To find out the oxidation state of the central metal atom in the complex ions, first note that complex ions have ligands that donate electron pairs. We need to assume typical ligand charges and solve for the metal's oxidation state. For example, oxygen usually has a -2 charge, ammonia is a neutral ligand, and cyanide has a -1 charge.

(a) In \([\mathrm{MnO}_{4}]\), the oxidation state of \(\mathrm{Mn}+4(-2) = -1\). Therefore, \(\mathrm{Mn} = +7\).(b) In \([\mathrm{Co}(\mathrm{NH}_{3})_{6}]^{3+}\), \(\mathrm{Co}+0 = 3\), so \(\mathrm{Co} = +3\).(c) In \([\mathrm{Fe}(\mathrm{CN})_{6}]^{3-}\), \(\mathrm{Fe}+6(-1)=-3\). Thus, \(\mathrm{Fe} = +3\).(d) In \([\mathrm{Cr}(\mathrm{H}_{2}\mathrm{O})_{6}]^{3+}\), \(\mathrm{Cr}+0 = 3\), so \(\mathrm{Cr} = +3\).
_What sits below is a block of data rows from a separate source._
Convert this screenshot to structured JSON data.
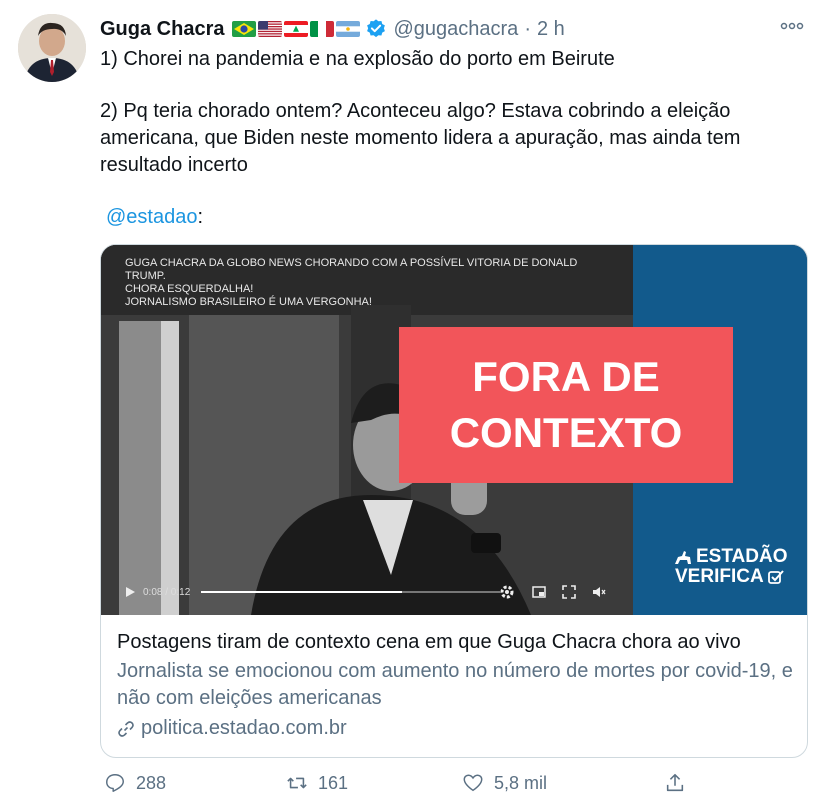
{
  "tweet": {
    "author_name": "Guga Chacra",
    "handle": "@gugachacra",
    "separator": "·",
    "time": "2 h",
    "text": [
      "1) Chorei na pandemia e na explosão do porto em Beirute",
      "2) Pq teria chorado ontem? Aconteceu algo? Estava cobrindo a eleição americana, que Biden neste momento lidera a apuração, mas ainda tem resultado incerto"
    ],
    "mention": "@estadao",
    "mention_suffix": ":"
  },
  "card": {
    "overlay_lines": [
      "GUGA CHACRA DA GLOBO NEWS CHORANDO COM A POSSÍVEL VITORIA DE DONALD TRUMP.",
      "CHORA ESQUERDALHA!",
      "JORNALISMO BRASILEIRO É UMA VERGONHA!"
    ],
    "stamp_line1": "FORA DE",
    "stamp_line2": "CONTEXTO",
    "logo_line1": "ESTADÃO",
    "logo_line2": "VERIFICA",
    "video_time": "0:08 / 0:12",
    "video_progress": 0.67,
    "title": "Postagens tiram de contexto cena em que Guga Chacra chora ao vivo",
    "description": "Jornalista se emocionou com aumento no número de mortes por covid-19, e não com eleições americanas",
    "link": "politica.estadao.com.br"
  },
  "actions": {
    "replies": "288",
    "retweets": "161",
    "likes": "5,8 mil"
  },
  "colors": {
    "link_blue": "#1b95e0",
    "muted_text": "#5b7083",
    "stamp_red": "#f2555a",
    "panel_blue": "#125a8c",
    "verified_blue": "#1da1f2"
  }
}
Calculate the number of "d" electrons remaining for each metal's oxidation state.(a) For \(\mathrm{Mn}^{+7}\), the electron configuration starts from \(\mathrm{Mn}\) which is \([\mathrm{Ar}]3d^5 4s^2\). Removing 7 electrons results in no electrons in the 3d subshell, \([\text{0 in } 3d]\).(b) \(\mathrm{Co}^{+3}\): Starts from \([\mathrm{Ar}]3d^7 4s^2\), so \(\mathrm{Co}^{3+}\) is \([\mathrm{Ar}]3d^6\) - 6 d-electrons.(c) \(\mathrm{Fe}^{+3}\): Starts from \([\mathrm{Ar}]3d^6 4s^2\), so \(\mathrm{Fe}^{3+}\) is \([\mathrm{Ar}]3d^5\) - 5 d-electrons.(d) \(\mathrm{Cr}^{+3}\): Starts from \([\mathrm{Ar}]3d^5 4s^1\), so \(\mathrm{Cr}^{3+}\) is \([\mathrm{Ar}]3d^3\) - 3 d-electrons.

From these results, we see that only \(\mathrm{Mn}^{+7}\) in \([\mathrm{MnO}_{4}]^{-}\) has zero d-electrons. All others have d-electrons remaining - \(\mathrm{Co}^{3+}\) has 6, \(\mathrm{Fe}^{3+}\) has 5, and \(\mathrm{Cr}^{3+}\) has 3 d-electrons.